Early American colonists considered lobster a “poor man’s meat,” feeding it to prisoners, servants, and even using the carcasses as fertilizer. Its ubiquity made it virtually worthless.

As refrigeration and transport improved, lobster became a novelty for coastal elites. Its scarcity outside native waters turned it into a status symbol, inflating prices and cementing its reputation as a delicacy.

2 Eel

Freshwater eels once thrived in the Atlantic‑draining rivers of the United States, comprising about a quarter of the fish caught in those waters. Their supple flesh was a prized ingredient for early American cuisine.

Overfishing, pollution, and the construction of dams—much like the salmon tragedy—decimated their populations. The once‑plentiful Eel River in Indiana now serves as a historical reminder of their former abundance.

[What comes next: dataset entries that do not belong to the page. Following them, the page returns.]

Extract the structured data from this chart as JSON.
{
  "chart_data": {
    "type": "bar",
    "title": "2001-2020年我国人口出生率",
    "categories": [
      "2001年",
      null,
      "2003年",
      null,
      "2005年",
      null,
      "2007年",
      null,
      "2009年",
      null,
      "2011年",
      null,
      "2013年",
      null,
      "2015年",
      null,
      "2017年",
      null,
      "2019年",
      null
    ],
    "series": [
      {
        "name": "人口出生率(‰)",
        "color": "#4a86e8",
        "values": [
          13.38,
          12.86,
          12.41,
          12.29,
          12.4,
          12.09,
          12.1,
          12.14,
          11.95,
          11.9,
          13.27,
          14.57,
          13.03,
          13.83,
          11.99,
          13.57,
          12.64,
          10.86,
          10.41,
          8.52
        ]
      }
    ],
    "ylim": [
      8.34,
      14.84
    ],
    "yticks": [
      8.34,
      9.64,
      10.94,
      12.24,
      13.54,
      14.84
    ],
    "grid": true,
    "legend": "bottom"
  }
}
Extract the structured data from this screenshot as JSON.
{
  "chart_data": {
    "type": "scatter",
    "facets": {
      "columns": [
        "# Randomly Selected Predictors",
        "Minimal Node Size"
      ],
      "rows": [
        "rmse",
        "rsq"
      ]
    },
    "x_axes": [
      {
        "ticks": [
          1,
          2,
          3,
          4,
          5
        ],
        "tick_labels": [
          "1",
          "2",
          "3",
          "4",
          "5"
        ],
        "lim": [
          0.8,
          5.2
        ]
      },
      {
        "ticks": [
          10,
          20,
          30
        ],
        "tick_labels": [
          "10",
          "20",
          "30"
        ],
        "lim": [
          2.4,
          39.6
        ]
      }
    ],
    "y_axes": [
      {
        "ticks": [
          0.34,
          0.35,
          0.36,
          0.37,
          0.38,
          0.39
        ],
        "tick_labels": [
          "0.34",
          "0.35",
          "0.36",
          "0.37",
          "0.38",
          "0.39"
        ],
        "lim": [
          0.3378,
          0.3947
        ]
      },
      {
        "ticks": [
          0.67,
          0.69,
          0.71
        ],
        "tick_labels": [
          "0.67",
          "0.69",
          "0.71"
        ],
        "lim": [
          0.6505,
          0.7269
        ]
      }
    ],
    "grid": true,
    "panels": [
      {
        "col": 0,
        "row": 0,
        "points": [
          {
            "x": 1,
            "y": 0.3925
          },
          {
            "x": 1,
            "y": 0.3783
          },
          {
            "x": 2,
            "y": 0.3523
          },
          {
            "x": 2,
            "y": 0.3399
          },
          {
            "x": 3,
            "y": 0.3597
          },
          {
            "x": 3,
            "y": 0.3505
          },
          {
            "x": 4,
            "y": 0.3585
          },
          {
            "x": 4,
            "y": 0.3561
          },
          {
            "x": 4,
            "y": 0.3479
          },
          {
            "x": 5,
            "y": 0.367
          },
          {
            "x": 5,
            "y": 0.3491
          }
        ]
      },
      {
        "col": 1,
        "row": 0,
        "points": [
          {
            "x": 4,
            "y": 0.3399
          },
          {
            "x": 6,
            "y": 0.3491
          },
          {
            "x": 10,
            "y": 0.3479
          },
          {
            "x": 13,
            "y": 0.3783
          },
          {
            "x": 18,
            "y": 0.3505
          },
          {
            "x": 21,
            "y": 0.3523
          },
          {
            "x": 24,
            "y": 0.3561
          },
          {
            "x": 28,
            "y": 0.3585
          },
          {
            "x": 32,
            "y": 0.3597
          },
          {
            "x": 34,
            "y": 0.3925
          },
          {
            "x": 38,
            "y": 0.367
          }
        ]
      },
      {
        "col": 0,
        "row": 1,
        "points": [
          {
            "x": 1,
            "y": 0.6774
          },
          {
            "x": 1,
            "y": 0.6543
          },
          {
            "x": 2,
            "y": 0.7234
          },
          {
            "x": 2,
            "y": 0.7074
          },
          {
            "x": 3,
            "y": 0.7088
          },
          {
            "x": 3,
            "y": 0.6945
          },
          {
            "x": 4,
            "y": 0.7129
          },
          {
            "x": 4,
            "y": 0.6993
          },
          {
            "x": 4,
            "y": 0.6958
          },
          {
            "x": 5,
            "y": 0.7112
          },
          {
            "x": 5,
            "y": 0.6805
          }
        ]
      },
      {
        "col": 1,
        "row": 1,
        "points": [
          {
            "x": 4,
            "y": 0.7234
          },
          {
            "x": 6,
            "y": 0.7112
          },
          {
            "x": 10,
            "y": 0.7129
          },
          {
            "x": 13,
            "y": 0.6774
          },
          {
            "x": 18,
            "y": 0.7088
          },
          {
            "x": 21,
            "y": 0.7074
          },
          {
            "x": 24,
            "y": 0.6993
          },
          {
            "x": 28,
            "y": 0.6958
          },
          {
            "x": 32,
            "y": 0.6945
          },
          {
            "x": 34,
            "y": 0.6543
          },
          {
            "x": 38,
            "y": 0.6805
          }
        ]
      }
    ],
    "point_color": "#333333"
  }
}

Today, American consumers must rely on imported, ice‑shipped eel, paying a premium for a product that was once harvested locally in great numbers.

1 Bison

Bison, the iconic plains grazer, once roamed the North American continent in astronomical numbers, providing a lean, flavorful meat source for Indigenous peoples and early settlers alike.

Massive declines followed the expansion of railroads, industrial agriculture, and a deliberate governmental campaign to undermine Plains tribes by destroying their primary food source. By the late 1800s, bison numbers plummeted dramatically.

Although bison have made a modest comeback, they remain a premium product—often priced at $10 per pound or more—representing only a tiny fraction of U.S. beef production and remaining out of reach for many consumers.